Her şey Ulusal Meclis’in, 14 Mayıs’ı 15 Mayıs’a bağlayan gece, seçmen listesi ve seçim sistemini yeniden düzenleyen anayasa değişikliğini kabul etmesiyle başladı. Fransa bu yasa ile Yeni Kaledonya seçmen kitlesini, on yıldan uzun süredir adada ikamet eden kişileri de kapsayacak şekilde genişleterek, yapılacak her türlü seçimde yerli halkın seçmen sayısını azınlığa düşürmek, bağımsızlık yanlılarının yönetime gelmesini engellemek ve böylece hegemonyasını sürdürmeyi amaçlıyordu.

'Atalarımızın hayalleri̇nden asla vazgeçmeyeceği̇z'

FRANSA’NIN DENİZAŞIRI SÖMÜRGE TOPRAKLARI

Fransa’nın Afrika’daki sömürgeleri çok konuşulur ve bilinir. Ama coğrafi olarak dünyanın dört bir yanına dağılmış ve Büyük Okyanus, Atlas Okyanusu ve Hint Okyanusu’nda bulunan denizaşırı ülkeleri pek bilinmez. 16. yüzyıldan itibaren günümüze kadar gelen Fransız sömürge imparatorluğunun kalıntıları.

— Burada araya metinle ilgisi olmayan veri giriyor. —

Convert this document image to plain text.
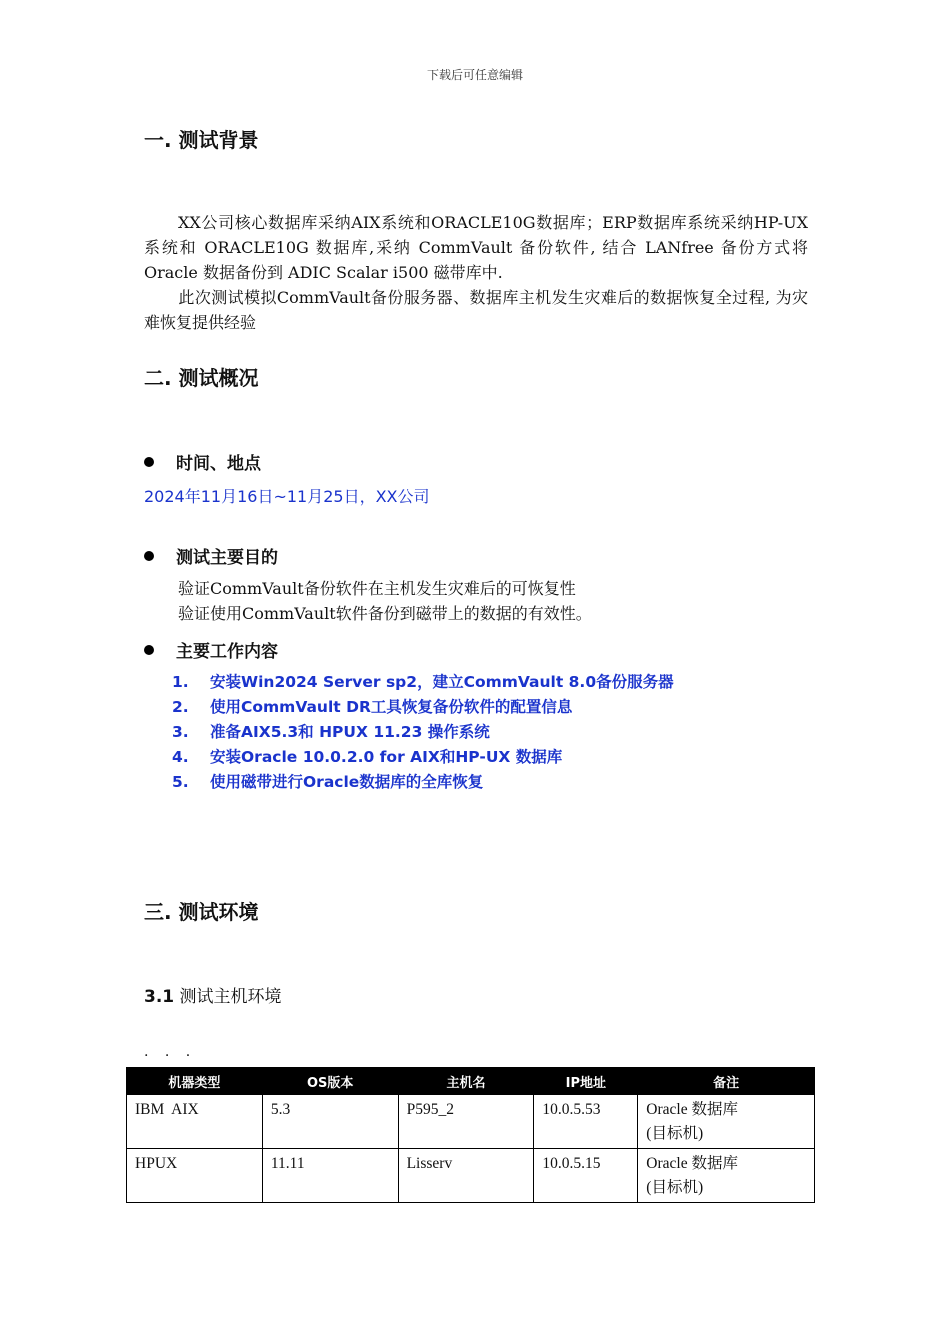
下载后可任意编辑
一. 测试背景
XX公司核心数据库采纳AIX系统和ORACLE10G数据库；ERP数据库系统采纳HP-UX 系统和 ORACLE10G 数据库,采纳 CommVault 备份软件, 结合 LANfree 备份方式将 Oracle 数据备份到 ADIC Scalar i500 磁带库中.
此次测试模拟CommVault备份服务器、数据库主机发生灾难后的数据恢复全过程, 为灾难恢复提供经验
二. 测试概况
时间、地点
2024年11月16日~11月25日，XX公司
测试主要目的
验证CommVault备份软件在主机发生灾难后的可恢复性
验证使用CommVault软件备份到磁带上的数据的有效性。
主要工作内容
1. 安装Win2024 Server sp2，建立CommVault 8.0备份服务器
2. 使用CommVault DR工具恢复备份软件的配置信息
3. 准备AIX5.3和 HPUX 11.23 操作系统
4. 安装Oracle 10.0.2.0 for AIX和HP-UX 数据库
5. 使用磁带进行Oracle数据库的全库恢复
三. 测试环境
3.1 测试主机环境
. . .
机器类型	OS版本	主机名	IP地址	备注
IBM  AIX	5.3	P595_2	10.0.5.53	Oracle 数据库
(目标机)
HPUX	11.11	Lisserv	10.0.5.15	Oracle 数据库
(目标机)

Fransa'nın sahip olduğu denizaşırı bölgeler dört farklı gruba ayrılmaktadır: Départements et Régions d’Outre-Mer (Denizaşırı il), Collectivité d’Outre-Mer (Denizaşırı kolektivite), Terres Australes et Antarctiques Françaises (Fransız Güney ve Antarktika Toprakları) ve Collectivité sui generis (Kendine özgü bölge). Sadece Yeni Kaledonya “Kendine özgü bölge” statüsüne sahiptir. Bu statü nedir ve nasıl oluşmuştur aşağıda geniş olarak ele alacağız.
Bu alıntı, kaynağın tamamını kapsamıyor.